The report says that across the council "there are political 'hotspots' and 'dramas" associated "with a variety of issues".
"Much of this plays out on social media sites especially Facebook," it said.
"The team fully accepts that this is part of the cut and thrust of local politics.
"But in the case of Merthyr Tydfil this can consume enormous organisational energy often at the expense of more important matters."
"With the debilitating lack of capacity highlighted in this report the council can ill afford to be subsumed by this.
"Senior officers are all too often being asked to play the role of "referees" as opposed to professional advisors. This must be addressed with a clearly signalled shift in thinking from antagonistic to strategic."
BBC Wales has been told the concerns mainly relate to problems caused by councillors getting involved in rows on a private Facebook page called Merthyr Council Truths.
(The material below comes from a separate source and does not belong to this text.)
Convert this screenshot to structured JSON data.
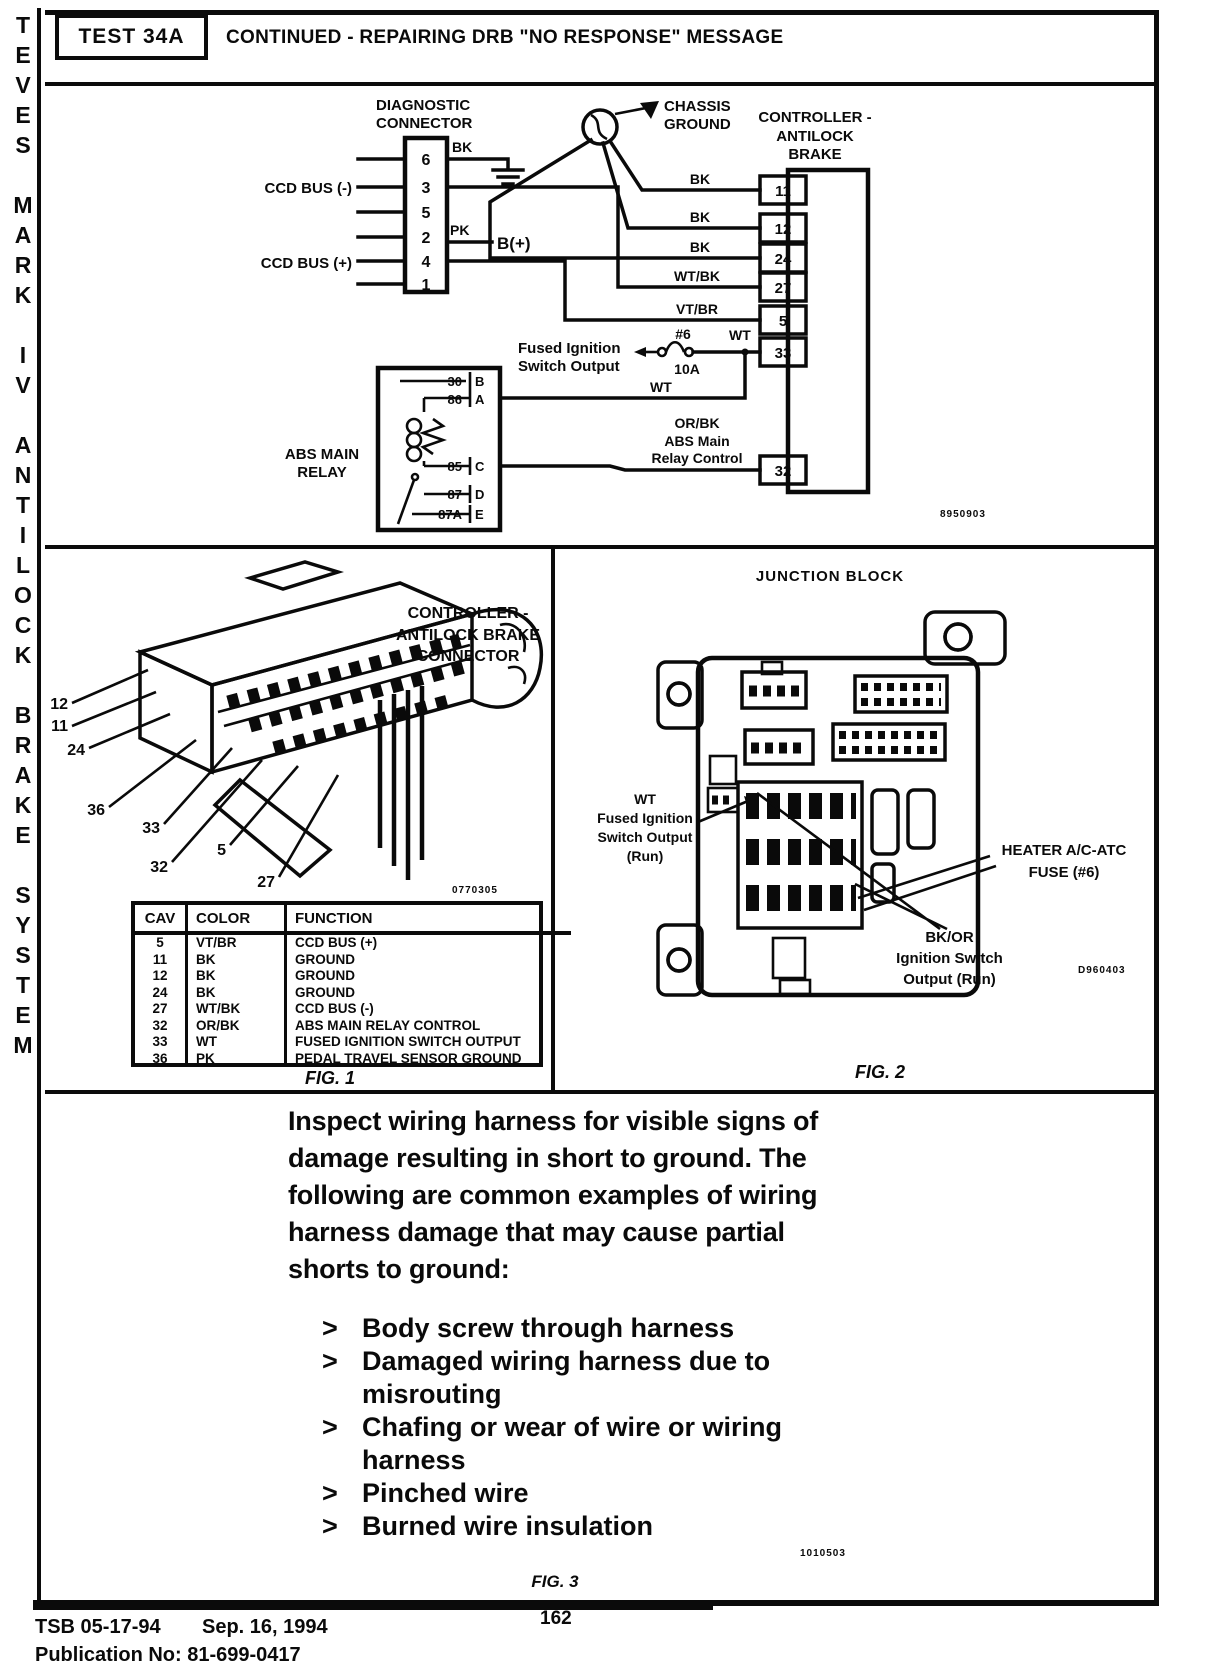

The council's current financial plan shows projected budget deficits totalling £15m over the next three financial years.
Other problems included "significant concerns" about the ability of the council to deal with "practical ongoing issues".
"For example, the council's monitoring officer is also its sole qualified childcare lawyer providing advice, running cases and advocacy on behalf of social services," the report said.
"She also is responsible for HR, legal and a range of other services."
The Welsh Government is appointing extra advisers to help with education, social services, corporate governance and leader, cabinet and member development.
Call for more money
Local government minister Julie James said there needed to be "widespread commitment from all members and officers to achieve a sustainable future for the council and to deliver good quality services to the people of Merthyr Tydfil".
Mr O'Neill called for more cash for his council, saying a "decade of austerity" had put significant pressure on the council.
In a statement he said said: "The way forward now for this organisation is to build a model that suits our capacity and our resources."
"My cabinet and senior managers are working closely together to ensure that the right systems and structures are in place to review and resource the high level of service delivery that our residents deserve," he said.
"The improvement and Assurance Board will continue to monitor progress," the leader added, saying it will report at the end of May.